The Cyclone helicopter crashed April 29 during a training mission. It was returning to the Canadian frigate, HMCS Fredericton, when the crash occurred. Six Canadian Forces personnel on board were killed.
The body of Sub-Lt. Abbigail Cowbrough was recovered shortly after the crash. In addition, partial remains discovered in the aftermath of the incident were identified on May 9 as being those of one of the Cyclone’s pilots, Capt. Brenden Ian MacDonald.
Canadian and U.S. military personnel were involved in the recovery efforts. “After eight days over the crash site we achieved what we set out to accomplish – we located the helicopter, we have recovered some remains of our fallen and we have retrieved multiple pieces of the aircraft that will assist in the ongoing flight safety investigation,” Rear Adm. Craig Baines, commander of Maritime Forces Atlantic, said in a statement. “While we were able to recover remains of some of our fallen, it is important to note that we have not identified these remains and it is unknown at this time whether we have found everyone.”
The remains will be sent to Toronto for identification. Once this is complete, the identities of the remains will be released to the families and then the public, Baines added.
The recovery team left May 25 from Souda Bay, Greece, on the EDT Hercules, which is an offshore multi-purpose support vessel that served as the platform for the deep-sea recovery.
The EDT Hercules arrived at the search site approximately 220 nautical miles east of Catania, Sicily the next day. After about two hours of preparation, the team was able to get the remotely operated vehicle in the water and quickly begin the search for Cyclone helicopter, known as Stalker 22.
The recovery team used a United States Navy remotely operated vehicle Remora. That ROV was selected as it has the ability to operate to a depth of 6,000 metres, twice the expected depth of where the Canadian Forces had anticipated the CH-148 Cyclone helicopter to be located on the ocean floor.
For the most part, the weather conditions and the sea state over the past week allowed the team to operate the ROV and locate the debris field in very short order, Baines said. It took the Remora approximately three hours to reach the ocean floor and, within eight minutes, the sonar and cameras on the ROV revealed a large portion of the helicopter fuselage, which became the centre point for the rest of the search, he added.

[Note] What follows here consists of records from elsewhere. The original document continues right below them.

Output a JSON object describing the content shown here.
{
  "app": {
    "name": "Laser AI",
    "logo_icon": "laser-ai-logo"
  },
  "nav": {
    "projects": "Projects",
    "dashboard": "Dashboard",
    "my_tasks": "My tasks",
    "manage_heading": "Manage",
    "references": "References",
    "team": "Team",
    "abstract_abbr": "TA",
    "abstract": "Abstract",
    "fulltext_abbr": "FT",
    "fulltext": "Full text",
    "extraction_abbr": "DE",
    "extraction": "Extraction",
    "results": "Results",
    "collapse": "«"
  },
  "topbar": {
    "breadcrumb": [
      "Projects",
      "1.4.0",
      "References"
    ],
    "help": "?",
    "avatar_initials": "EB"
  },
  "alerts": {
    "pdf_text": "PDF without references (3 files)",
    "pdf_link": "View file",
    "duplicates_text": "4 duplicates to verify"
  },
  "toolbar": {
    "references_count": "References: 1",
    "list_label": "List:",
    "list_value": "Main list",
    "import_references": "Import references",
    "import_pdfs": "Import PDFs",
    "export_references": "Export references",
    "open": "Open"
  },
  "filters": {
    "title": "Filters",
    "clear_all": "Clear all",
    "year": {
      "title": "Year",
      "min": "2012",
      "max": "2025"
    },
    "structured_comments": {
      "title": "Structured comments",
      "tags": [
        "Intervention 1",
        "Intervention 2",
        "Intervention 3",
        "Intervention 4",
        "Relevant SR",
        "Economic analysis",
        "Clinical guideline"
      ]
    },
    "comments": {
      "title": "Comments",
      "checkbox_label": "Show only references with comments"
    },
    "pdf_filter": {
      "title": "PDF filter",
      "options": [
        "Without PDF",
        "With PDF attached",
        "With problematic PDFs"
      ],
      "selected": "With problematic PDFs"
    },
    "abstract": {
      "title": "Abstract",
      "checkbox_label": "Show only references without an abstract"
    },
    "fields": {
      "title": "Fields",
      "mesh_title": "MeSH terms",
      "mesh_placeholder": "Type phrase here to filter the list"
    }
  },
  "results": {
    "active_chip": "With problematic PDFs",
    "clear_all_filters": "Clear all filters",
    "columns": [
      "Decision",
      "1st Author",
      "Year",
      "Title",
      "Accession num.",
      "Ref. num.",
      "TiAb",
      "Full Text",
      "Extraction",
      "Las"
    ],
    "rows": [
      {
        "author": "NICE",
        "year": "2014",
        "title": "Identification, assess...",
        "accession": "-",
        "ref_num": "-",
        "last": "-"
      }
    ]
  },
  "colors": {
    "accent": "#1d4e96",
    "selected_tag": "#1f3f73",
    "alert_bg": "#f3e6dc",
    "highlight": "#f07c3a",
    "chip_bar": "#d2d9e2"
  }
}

“Given that we had very accurate data on where the helicopter entered the water, we did not have to rely on the underwater locator beacon, and would have only rigged the detection system to the ROV if we had difficulty locating the helicopter,” Baines noted.
At more than 3,143 meters deep, with a debris field that spanned approximately 260 metres by 230 metres, aircraft components were found in a number of clustered groups and many smaller pieces were found scattered individually across the sea floor, he stated.
“Unfortunately, no portion of the main cabin was left intact following the crash, including the external cockpit structure,” Baines said.
The largest piece at the wreckage site was the rear deck/ramp area of the helicopter and the next largest intact piece was the tail pylon and tail rotor blades.
The recovery team onboard EDT Hercules is now en-route to Augusta Bay, Italy. The ship is expected to arrive early Thursday morning. After that the remains will be prepared for transport back to Canada. That is expected to happen as early as the weekend.
“In closing, and speaking more directly to the families of our fallen, it is our hope that this operation provides some closure to you,” Baines said. “Please know that the Canadian military family grieves with you.”